Vor diesem Hintergrund ist die Freigabe, wie sie der Sachverständigenausschuss für Verschreibungspflicht nach § 53 Absatz 2 AMG bereits im Jahr 2003 befürwortet hat, unter Arzneimittelsicherheitsaspekten geboten.

Die Regelung zu Levonorgestrel tritt erst zum 1. Mai 2014 in Kraft, damit dem Gesetzgeber ausreichend Zeit für eine Regelung über die Kostenerstattung durch die gesetzliche Krankenversicherung bleibt, wie zum Beispiel durch Anfügen zweier neuer Sätze in § 24a Absatz 2 SGB V ("Bei Notfallkontrazeptiva auf der Basis von Levonorgestrel entfällt die Notwendigkeit der ärztlichen Verordnung nach Satz 1. Die Kosten sind den Versicherten zu erstatten.") und/oder durch Ergänzungen in § 34 SGB V.

Diese noch ausstehende Regelung hindert jedoch nicht, dass die Rezeptfreistellung von Notfallkontrazeptiva auf der Basis von Levonorgestrel nicht bereits jetzt erfolgen kann.

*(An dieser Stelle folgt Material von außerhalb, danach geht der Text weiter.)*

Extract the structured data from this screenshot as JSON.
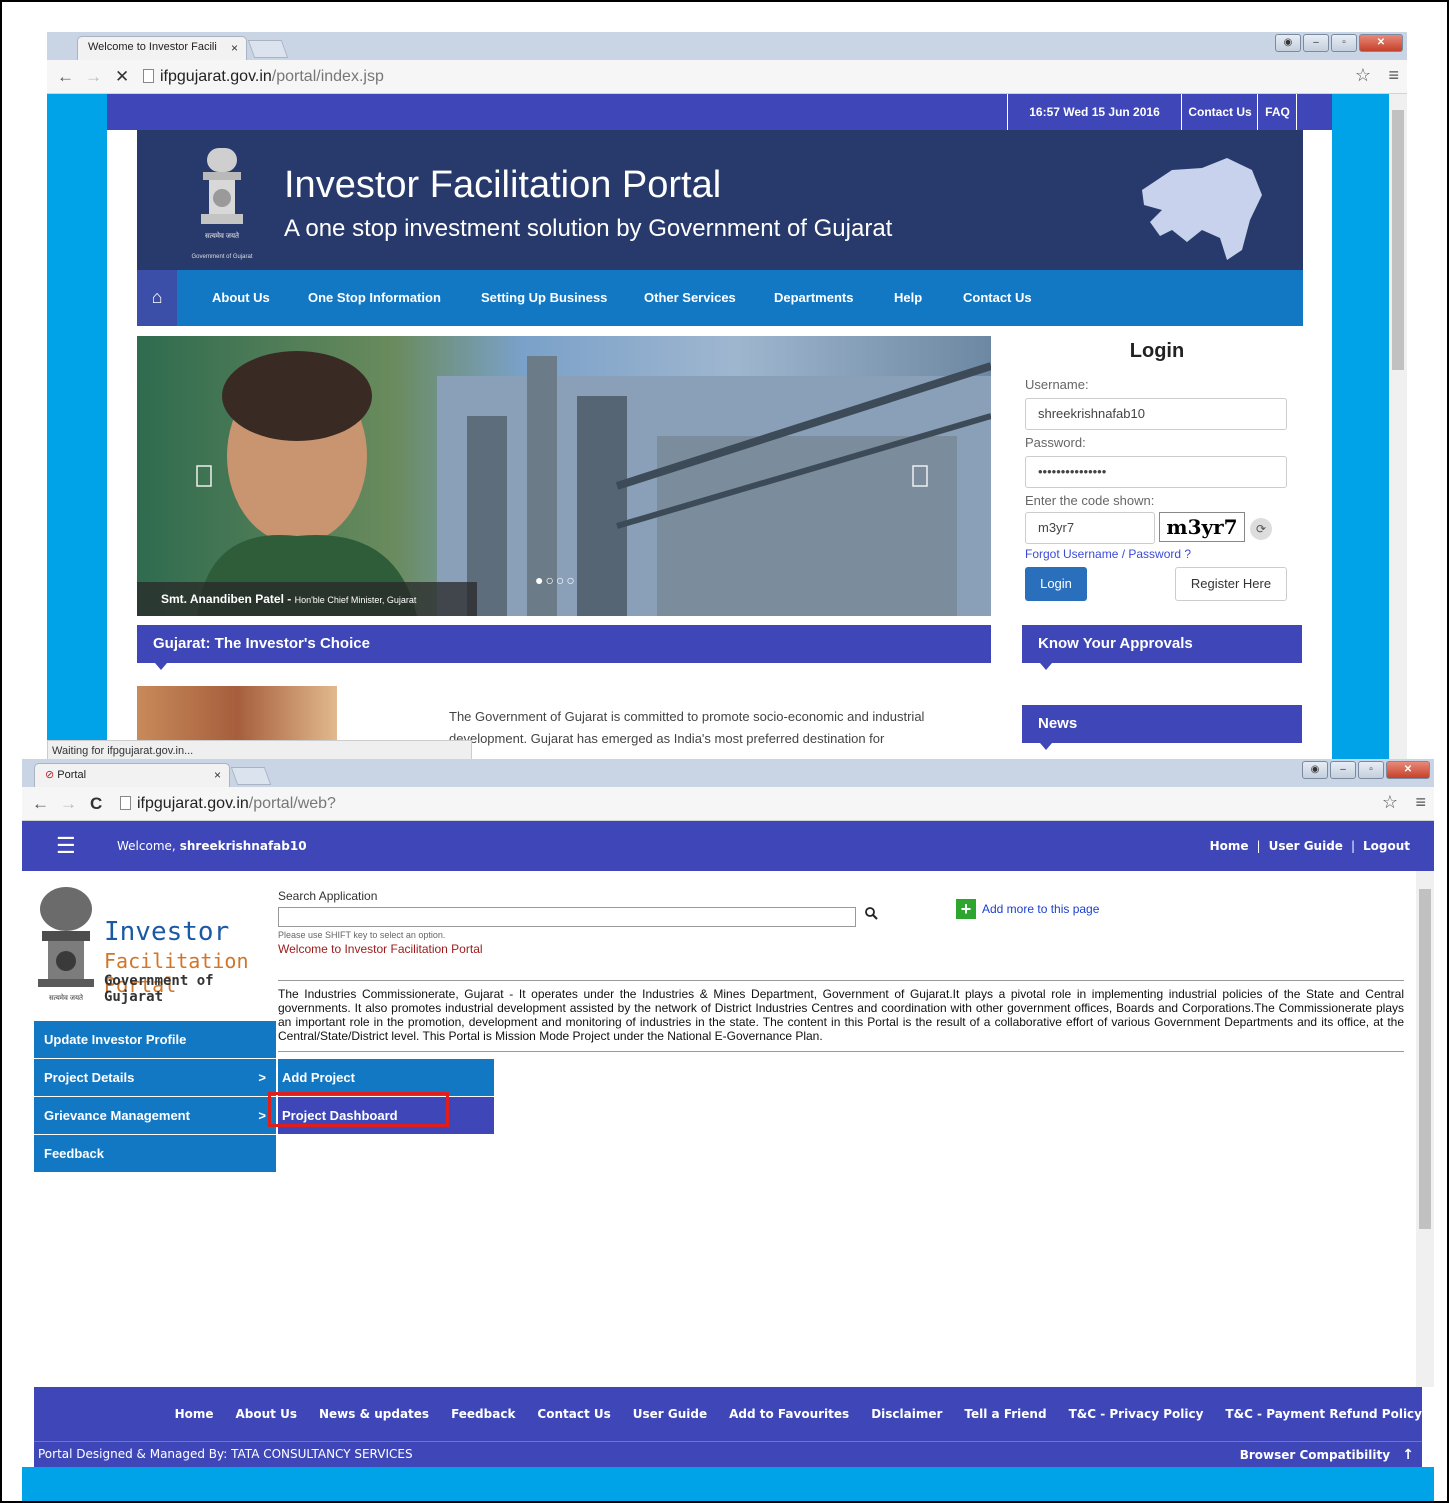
{
  "window1": {
    "tab_title": "Welcome to Investor Facili",
    "tab_close": "×",
    "url_host": "ifpgujarat.gov.in",
    "url_path": "/portal/index.jsp",
    "topbar": {
      "datetime": "16:57  Wed  15 Jun 2016",
      "contact": "Contact Us",
      "faq": "FAQ"
    },
    "banner": {
      "title": "Investor Facilitation Portal",
      "subtitle": "A one stop investment solution by Government of Gujarat",
      "emblem_caption": "Government of Gujarat"
    },
    "nav": [
      "About Us",
      "One Stop Information",
      "Setting Up Business",
      "Other Services",
      "Departments",
      "Help",
      "Contact Us"
    ],
    "slider": {
      "caption_name": "Smt. Anandiben Patel - ",
      "caption_role": "Hon'ble Chief Minister, Gujarat",
      "dots": "●○○○"
    },
    "login": {
      "title": "Login",
      "username_label": "Username:",
      "username_value": "shreekrishnafab10",
      "password_label": "Password:",
      "password_value": "•••••••••••••••",
      "code_label": "Enter the code shown:",
      "code_value": "m3yr7",
      "captcha": "m3yr7",
      "forgot": "Forgot Username / Password ?",
      "login_button": "Login",
      "register_button": "Register Here"
    },
    "sections": {
      "investor_choice": "Gujarat: The Investor's Choice",
      "know_approvals": "Know Your Approvals",
      "news": "News"
    },
    "paragraph": "The Government of Gujarat is committed to promote socio-economic and industrial development. Gujarat has emerged as India's most preferred destination for",
    "status": "Waiting for ifpgujarat.gov.in..."
  },
  "window2": {
    "tab_title": "Portal",
    "tab_close": "×",
    "url_host": "ifpgujarat.gov.in",
    "url_path": "/portal/web?",
    "header": {
      "welcome_label": "Welcome,",
      "username": "shreekrishnafab10",
      "links": [
        "Home",
        "User Guide",
        "Logout"
      ]
    },
    "logo": {
      "line1": "Investor",
      "line2": "Facilitation Portal",
      "line3": "Government of Gujarat"
    },
    "search": {
      "label": "Search Application",
      "hint": "Please use SHIFT key to select an option.",
      "welcome": "Welcome to Investor Facilitation Portal"
    },
    "add_more": "Add more to this page",
    "paragraph": "The Industries Commissionerate, Gujarat - It operates under the Industries & Mines Department, Government of Gujarat.It plays a pivotal role in implementing industrial policies of the State and Central governments. It also promotes industrial development assisted by the network of District Industries Centres and coordination with other government offices, Boards and Corporations.The Commissionerate plays an important role in the promotion, development and monitoring of industries in the state. The content in this Portal is the result of a collaborative effort of various Government Departments and its office, at the Central/State/District level. This Portal is Mission Mode Project under the National E-Governance Plan.",
    "side_menu": [
      {
        "label": "Update Investor Profile",
        "arrow": ""
      },
      {
        "label": "Project Details",
        "arrow": ">"
      },
      {
        "label": "Grievance Management",
        "arrow": ">"
      },
      {
        "label": "Feedback",
        "arrow": ""
      }
    ],
    "submenu": [
      "Add Project",
      "Project Dashboard"
    ],
    "footer": {
      "links": [
        "Home",
        "About Us",
        "News & updates",
        "Feedback",
        "Contact Us",
        "User Guide",
        "Add to Favourites",
        "Disclaimer",
        "Tell a Friend",
        "T&C - Privacy Policy",
        "T&C - Payment Refund Policy"
      ],
      "credit": "Portal Designed & Managed By: TATA CONSULTANCY SERVICES",
      "compat": "Browser Compatibility",
      "up_arrow": "↑"
    }
  },
  "colors": {
    "portal_blue": "#3f47b8",
    "nav_blue": "#1278c4",
    "page_bg": "#00a3e8",
    "highlight_red": "#e01e1e"
  }
}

Unter anderem steht, unabhängig von der Rezeptfreiheit von Levonorgestrel, mit dem Wirkstoff Ulipristal weiterhin eine verschreibungspflichtige und für die Versicherten bis zum 20. Lebensjahr erstattungsfähige Alternative zur Verfügung.

Auf die entsprechende Entschließung des Bundesrates vom 5. Juli 2013, vergleiche BR-Drucksache 555/13(B) HTML PDF , wird verwiesen.